Tuesday, August 08, 2006

the clouds around here the past couple days have been making the coolest sculptures in the sky. and one of my small group peeps told me last night that apparently @ some point this week mars is suppossed to park itself next to the moon. sa-weeet.
learning to be a better wife to God is hard but the investment always has major returns. always.
so thankful as God keeps revealing stuff He has for me. it's plumb exciting. love that He "sees the end from the beginning" in all things and that i will never go to Him with a quandry or circumstance and have Him respond "oh shoot. now i wasn't prepared for that one...ummmm let's re-eval here. this is a predicament." never. no suprises.
i love that i have all eternity to look forward to and that even though it never fails- the more and more He shows me stuff in me- i don't know the fathoms of my own stinkin soul; but God knows me, all of us, and that's honestly all i gotta rest in. it's quite nice.

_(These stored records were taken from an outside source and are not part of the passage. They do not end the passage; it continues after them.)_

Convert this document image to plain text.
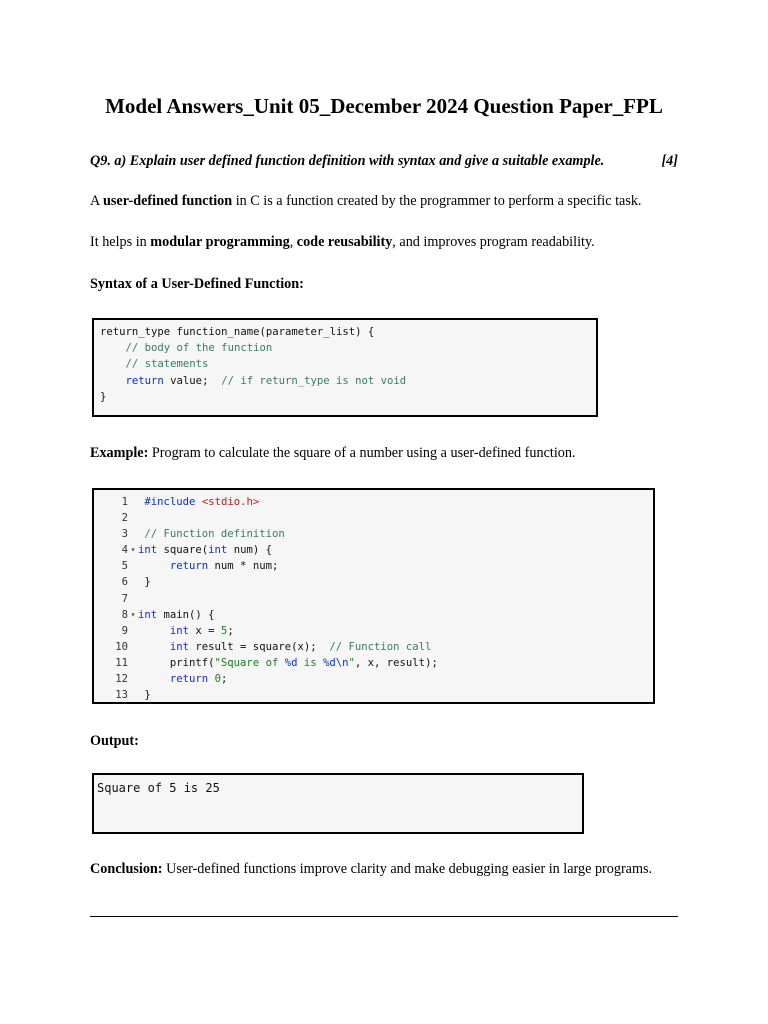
Model Answers_Unit 05_December 2024 Question Paper_FPL
Q9. a) Explain user defined function definition with syntax and give a suitable example.	[4]
A user-defined function in C is a function created by the programmer to perform a specific task.
It helps in modular programming, code reusability, and improves program readability.
Syntax of a User-Defined Function:
return_type function_name(parameter_list) {
// body of the function
// statements
return value;  // if return_type is not void
}
Example: Program to calculate the square of a number using a user-defined function.
1	#include <stdio.h>
2
3	// Function definition
4 ▾ int square(int num) {
5	return num * num;
6	}
7
8 ▾ int main() {
9	int x = 5;
10	int result = square(x);  // Function call
11	printf("Square of %d is %d\n", x, result);
12	return 0;
13	}
Output:
Square of 5 is 25
Conclusion: User-defined functions improve clarity and make debugging easier in large programs.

the new dark chocolate raisinets are pretty tight.
i miss riding my bike.
i feel like i am learning for the first time ever what it means to be helpless and child-like with God. this is a biggie in His eyes- how did i never really get it? ah well...everything in its own season, ey?
i love people. not a dull moment with the variety to shake things up daily.
when God is not speaking HE IS SPEAKING! He's saying keep on keepin on. keep doing the same. don't pull a sarah jensen and freak out and condemn yourself and be all insecure that you're doing something wrong. His silence is sometimes o.k. for real. just keep going and have ears open to His loving correction for sure, but otherwise just keep walking and TRUSTING.

go pet a dog today. they're so amazing. it's like a little human who feels emotions himself and those of others around him...yet won't yack a lot but only listen. and they shake their tails a lot and smile all the time. it's a perfect little creature in so many ways- admit it.